One Saturday in April, I took the kids downtown to a vigil for justice for Ricardo Munoz, a Lancaster, PA resident who was shot and killed by city police in the midst of a mental health crisis, and for the members of our community who were arrested, convicted, and sentenced to prison or probation time for protesting his murder. When we arrived at the vigil we were handed green balloons, a symbol of mental health awareness.
What happened next for us — my kids and me — was that my older son Jericho had an autism meltdown about the balloons. I had tied both boys’ balloons around their wrists so they wouldn’t fly away, but Jericho still held his very tightly and gingerly, while his younger brother Westerly took full advantage of string attaching his balloon to his wrist and moved freely, letting it flail wildly in the breeze. This concerned Jericho so much that he freaked out, couldn’t relax, couldn’t let it go. I put my arms around him and locked him close to me (a meltdown tactic we call “snuggle jail”) to try to give him visceral comfort and get him out of his head, tried to both validate and reassure him, all the while trying to let go of my own self-consciousness that we were disrupting the vigil, that people around us would think I was a bad mother or my kid was just a brat.

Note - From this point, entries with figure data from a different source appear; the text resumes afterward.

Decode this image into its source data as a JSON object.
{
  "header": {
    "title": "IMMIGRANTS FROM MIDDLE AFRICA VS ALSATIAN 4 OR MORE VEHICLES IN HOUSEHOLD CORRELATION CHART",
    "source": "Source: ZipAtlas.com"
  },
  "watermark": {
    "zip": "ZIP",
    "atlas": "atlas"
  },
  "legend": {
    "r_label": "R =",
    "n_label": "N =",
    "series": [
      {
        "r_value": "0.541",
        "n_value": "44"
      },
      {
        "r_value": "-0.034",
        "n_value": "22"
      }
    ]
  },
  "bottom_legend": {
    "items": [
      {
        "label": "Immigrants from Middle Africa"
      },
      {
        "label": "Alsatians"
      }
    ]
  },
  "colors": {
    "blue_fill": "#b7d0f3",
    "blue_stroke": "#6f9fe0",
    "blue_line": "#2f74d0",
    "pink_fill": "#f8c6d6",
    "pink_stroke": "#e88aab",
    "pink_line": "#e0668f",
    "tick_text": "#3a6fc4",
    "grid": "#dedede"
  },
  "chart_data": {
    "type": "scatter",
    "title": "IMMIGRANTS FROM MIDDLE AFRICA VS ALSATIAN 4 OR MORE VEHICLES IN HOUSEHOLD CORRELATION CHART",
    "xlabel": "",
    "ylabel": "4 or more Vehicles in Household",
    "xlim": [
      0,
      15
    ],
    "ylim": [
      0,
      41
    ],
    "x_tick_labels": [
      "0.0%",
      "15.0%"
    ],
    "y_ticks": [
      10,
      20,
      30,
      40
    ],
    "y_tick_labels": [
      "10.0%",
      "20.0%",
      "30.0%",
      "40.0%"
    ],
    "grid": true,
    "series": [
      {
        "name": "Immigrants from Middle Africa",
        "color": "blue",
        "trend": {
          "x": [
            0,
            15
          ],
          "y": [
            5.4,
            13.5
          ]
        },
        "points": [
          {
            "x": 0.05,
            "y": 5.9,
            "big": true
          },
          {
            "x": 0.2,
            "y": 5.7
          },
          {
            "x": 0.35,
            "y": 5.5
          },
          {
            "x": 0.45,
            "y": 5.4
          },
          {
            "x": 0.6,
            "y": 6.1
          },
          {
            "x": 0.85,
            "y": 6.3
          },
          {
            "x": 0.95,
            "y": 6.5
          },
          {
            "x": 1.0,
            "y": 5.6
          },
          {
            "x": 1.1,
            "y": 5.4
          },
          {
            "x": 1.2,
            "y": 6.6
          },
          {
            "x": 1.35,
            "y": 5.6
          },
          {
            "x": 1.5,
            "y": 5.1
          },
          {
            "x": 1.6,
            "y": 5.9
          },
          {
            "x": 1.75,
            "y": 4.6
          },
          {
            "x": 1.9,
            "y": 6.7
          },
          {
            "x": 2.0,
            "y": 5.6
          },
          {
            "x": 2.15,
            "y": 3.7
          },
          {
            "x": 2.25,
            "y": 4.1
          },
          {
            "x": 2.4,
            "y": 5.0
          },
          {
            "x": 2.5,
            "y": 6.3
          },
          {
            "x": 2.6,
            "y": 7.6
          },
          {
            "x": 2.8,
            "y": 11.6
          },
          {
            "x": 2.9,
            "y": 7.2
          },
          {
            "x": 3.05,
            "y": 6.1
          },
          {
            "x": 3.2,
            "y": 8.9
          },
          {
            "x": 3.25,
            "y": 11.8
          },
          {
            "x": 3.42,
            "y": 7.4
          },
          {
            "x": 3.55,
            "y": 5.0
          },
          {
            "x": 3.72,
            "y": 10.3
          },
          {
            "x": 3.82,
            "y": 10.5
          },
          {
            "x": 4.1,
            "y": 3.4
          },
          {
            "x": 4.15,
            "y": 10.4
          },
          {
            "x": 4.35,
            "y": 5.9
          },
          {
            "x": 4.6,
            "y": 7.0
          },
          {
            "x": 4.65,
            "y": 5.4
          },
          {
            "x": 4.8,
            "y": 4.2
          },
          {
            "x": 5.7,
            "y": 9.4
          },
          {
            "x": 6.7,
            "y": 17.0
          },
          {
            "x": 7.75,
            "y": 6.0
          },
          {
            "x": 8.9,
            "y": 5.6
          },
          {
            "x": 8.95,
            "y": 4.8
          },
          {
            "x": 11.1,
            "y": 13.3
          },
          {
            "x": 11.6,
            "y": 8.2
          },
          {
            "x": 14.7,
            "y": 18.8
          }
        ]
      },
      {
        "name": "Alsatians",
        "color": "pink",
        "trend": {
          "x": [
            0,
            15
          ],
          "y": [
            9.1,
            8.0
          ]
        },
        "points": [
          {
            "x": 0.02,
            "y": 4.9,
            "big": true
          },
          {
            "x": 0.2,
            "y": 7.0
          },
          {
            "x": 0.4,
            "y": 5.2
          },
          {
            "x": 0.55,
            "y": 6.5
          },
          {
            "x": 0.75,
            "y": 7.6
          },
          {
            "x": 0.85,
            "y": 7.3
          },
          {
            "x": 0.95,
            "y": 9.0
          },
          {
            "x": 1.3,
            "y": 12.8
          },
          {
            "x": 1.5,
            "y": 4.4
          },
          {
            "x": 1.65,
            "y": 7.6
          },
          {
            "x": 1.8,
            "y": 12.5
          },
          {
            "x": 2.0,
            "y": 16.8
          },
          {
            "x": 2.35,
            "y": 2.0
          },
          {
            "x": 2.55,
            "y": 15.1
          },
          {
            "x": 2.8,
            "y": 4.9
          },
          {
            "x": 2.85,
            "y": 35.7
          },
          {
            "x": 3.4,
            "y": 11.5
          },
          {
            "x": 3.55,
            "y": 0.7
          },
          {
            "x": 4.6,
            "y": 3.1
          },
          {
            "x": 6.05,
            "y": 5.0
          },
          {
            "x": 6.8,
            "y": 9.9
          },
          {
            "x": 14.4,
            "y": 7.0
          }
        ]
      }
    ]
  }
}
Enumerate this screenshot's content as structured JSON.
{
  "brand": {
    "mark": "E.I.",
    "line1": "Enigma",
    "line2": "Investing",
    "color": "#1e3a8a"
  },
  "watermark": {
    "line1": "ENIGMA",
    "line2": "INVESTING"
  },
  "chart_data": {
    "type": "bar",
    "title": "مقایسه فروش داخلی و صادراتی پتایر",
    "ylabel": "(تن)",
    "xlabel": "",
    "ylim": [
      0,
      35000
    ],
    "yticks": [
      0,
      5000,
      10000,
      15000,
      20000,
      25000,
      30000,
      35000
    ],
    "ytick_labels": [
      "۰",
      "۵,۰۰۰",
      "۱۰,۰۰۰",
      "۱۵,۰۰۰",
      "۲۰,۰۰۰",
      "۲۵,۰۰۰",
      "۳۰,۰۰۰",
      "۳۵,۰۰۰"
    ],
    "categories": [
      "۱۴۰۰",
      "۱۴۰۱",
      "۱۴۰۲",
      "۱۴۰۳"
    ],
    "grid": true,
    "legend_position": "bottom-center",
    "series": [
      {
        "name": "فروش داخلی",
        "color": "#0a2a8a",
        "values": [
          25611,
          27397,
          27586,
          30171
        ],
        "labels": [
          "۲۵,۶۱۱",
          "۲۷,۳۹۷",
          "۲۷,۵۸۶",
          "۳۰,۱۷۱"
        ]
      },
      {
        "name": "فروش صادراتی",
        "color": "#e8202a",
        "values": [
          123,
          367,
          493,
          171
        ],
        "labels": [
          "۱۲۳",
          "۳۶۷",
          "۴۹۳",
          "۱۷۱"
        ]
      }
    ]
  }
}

It doesn’t matter what people think — I was telling myself that too — but also, when it comes to people behaving differently because of mental health issues or neurodivergence, sometimes it does matter what people think. It matters what your kid’s teachers think when his fears or unusual behaviors interfere with classroom norms. It matters what his classmates think when he needs friends and nobody believes he’s worth understanding. It can matter, catastrophically, what a police officer thinks is happening when he melts down.
We left the vigil early. One thing I’ve learned about autism meltdowns is that you can’t reason with them; you can offer comfort and reassurance but most of what’s required is patience and adaptability. Don’t ask the meltdown to hurry or conform to the time and space you’re in; move to somewhere safe and give it time to work itself out. As soon as I told Jericho we could leave, he started to calm down a bit. Then Ricardo’s favorite song, “Fireflies,” came on, and I could see that Jericho was feeling its resonance, letting it massage his overactive brain cells, allowing it to move inside his mind and give him some relief. He stood still, staring into the street as though hypnotized, until the end of the song. Then he put his hand in mine and we walked away.
On our way to the car, the kids asked me a lot of questions about Ricardo — about his life, his illness, his family, his death. It felt good — truthful — to meet their questions with my own, to not have answers, to say “I don’t know.” When I got home I started writing a song called Green Balloon in an attempt to get into Jericho’s head and tell the story of what I found there. Of course it’s a projection; there’s no perfect way to tell another person’s story, and any story I tell is run through the wringer of me. And Jericho’s story isn’t that far from mine — we have different neurodiversities but we share the struggle of a sometimes-tortured mind, irrational fears and anxieties, and a sense of otherness, of not quite fitting into the world as neatly as we wish we could.